David Hockney „Stuhl aus dem Jardin du Luxembourg“

In diesem „Stuhl aus dem Jardin du Luxembourg“  von David Hockney ist das Umdenken von  der Vorstellung Zentralperspektiven-Zwangsjacke zur Vorstellung des offenen Blickes für die ganze Schöpfung repräsentiert.

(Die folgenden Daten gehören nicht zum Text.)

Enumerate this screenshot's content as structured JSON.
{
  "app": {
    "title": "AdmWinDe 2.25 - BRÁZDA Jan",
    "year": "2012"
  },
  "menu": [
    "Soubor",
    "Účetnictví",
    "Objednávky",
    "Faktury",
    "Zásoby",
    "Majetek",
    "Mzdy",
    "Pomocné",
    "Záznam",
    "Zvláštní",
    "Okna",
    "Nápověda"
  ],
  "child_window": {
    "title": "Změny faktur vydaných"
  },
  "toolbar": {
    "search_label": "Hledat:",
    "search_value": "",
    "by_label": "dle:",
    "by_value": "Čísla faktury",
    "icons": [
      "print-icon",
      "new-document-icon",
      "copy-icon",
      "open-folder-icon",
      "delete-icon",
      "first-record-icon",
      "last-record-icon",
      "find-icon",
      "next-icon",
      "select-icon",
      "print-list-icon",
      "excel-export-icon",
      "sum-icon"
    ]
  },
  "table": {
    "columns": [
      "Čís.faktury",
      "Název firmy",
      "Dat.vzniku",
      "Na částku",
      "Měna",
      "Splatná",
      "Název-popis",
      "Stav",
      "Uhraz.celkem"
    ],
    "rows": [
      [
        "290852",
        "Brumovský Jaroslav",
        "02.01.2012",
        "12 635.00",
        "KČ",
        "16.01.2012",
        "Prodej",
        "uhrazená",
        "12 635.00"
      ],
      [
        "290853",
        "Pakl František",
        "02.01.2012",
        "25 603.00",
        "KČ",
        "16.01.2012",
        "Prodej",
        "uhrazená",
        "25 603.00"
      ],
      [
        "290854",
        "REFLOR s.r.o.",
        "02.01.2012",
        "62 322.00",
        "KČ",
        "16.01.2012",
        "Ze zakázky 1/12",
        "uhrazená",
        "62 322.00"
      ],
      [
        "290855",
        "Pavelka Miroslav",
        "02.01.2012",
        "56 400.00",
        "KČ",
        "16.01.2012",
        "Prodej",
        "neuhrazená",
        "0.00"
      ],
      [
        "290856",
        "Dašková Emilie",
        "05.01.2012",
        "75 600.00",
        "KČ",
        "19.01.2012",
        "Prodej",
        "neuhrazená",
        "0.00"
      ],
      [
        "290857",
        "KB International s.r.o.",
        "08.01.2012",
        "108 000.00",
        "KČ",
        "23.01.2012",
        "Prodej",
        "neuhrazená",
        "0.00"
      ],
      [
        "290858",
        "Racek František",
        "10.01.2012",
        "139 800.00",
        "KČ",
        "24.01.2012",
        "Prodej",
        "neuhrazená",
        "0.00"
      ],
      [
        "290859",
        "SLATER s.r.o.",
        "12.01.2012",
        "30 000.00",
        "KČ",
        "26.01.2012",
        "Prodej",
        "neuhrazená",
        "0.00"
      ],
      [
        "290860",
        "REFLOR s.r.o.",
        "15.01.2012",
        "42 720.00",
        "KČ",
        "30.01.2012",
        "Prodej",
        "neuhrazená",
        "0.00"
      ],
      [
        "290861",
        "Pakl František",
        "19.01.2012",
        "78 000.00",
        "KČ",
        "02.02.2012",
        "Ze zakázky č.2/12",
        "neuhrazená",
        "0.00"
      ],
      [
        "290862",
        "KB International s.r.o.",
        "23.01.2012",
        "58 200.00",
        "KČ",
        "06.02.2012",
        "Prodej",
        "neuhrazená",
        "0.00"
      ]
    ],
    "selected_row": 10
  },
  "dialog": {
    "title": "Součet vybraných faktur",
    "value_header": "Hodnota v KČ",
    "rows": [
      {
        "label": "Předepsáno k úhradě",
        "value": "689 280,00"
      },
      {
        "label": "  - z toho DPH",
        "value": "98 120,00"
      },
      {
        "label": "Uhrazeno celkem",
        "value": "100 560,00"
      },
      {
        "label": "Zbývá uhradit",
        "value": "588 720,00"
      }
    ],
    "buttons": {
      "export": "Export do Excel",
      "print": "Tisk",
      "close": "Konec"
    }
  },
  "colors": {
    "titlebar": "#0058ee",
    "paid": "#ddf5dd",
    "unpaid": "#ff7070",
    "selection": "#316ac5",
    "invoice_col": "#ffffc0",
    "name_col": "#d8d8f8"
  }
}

Ein Fotoapparat – die Zentralperspektive schlechthin: der Fotografierende=Augenpunkt, der Apparat in die Richtung des zu Fotografierten=Rahmen, das Scharfgestellte=Fluchtpunkt, hätte den Sitz des Stuhles ganz anders gezeigt. Der Stuhl wäre uns vorn wirklichkeitsgetreu erschienen. Das entspricht dem Rahmen. Dann hätte die Perspektivmaschine Kamera den Sitz des Stuhles nach hinten schmaler gemacht. Ganz im Sinne des Fluchtpunktes.

David Hockney hat das in der Jahreswechselausgabe der VOGUE 1986 (?) so gesehen, dass der Mensch die Augen öffnet und SIEHT – und Gottes Schöpfung unermesslich groß ist. Die Wahrnehmung verengt sich nicht auf einn Punkt, sondern der Blick wird weit.

Ziemlich erfolgreich und folgenschwer hatte die Männerbewegung des „Umanesimo“, mit der Zentralperspektive Natur und Frau unwesentlich und für eigene Zwecke benutzbar gemacht.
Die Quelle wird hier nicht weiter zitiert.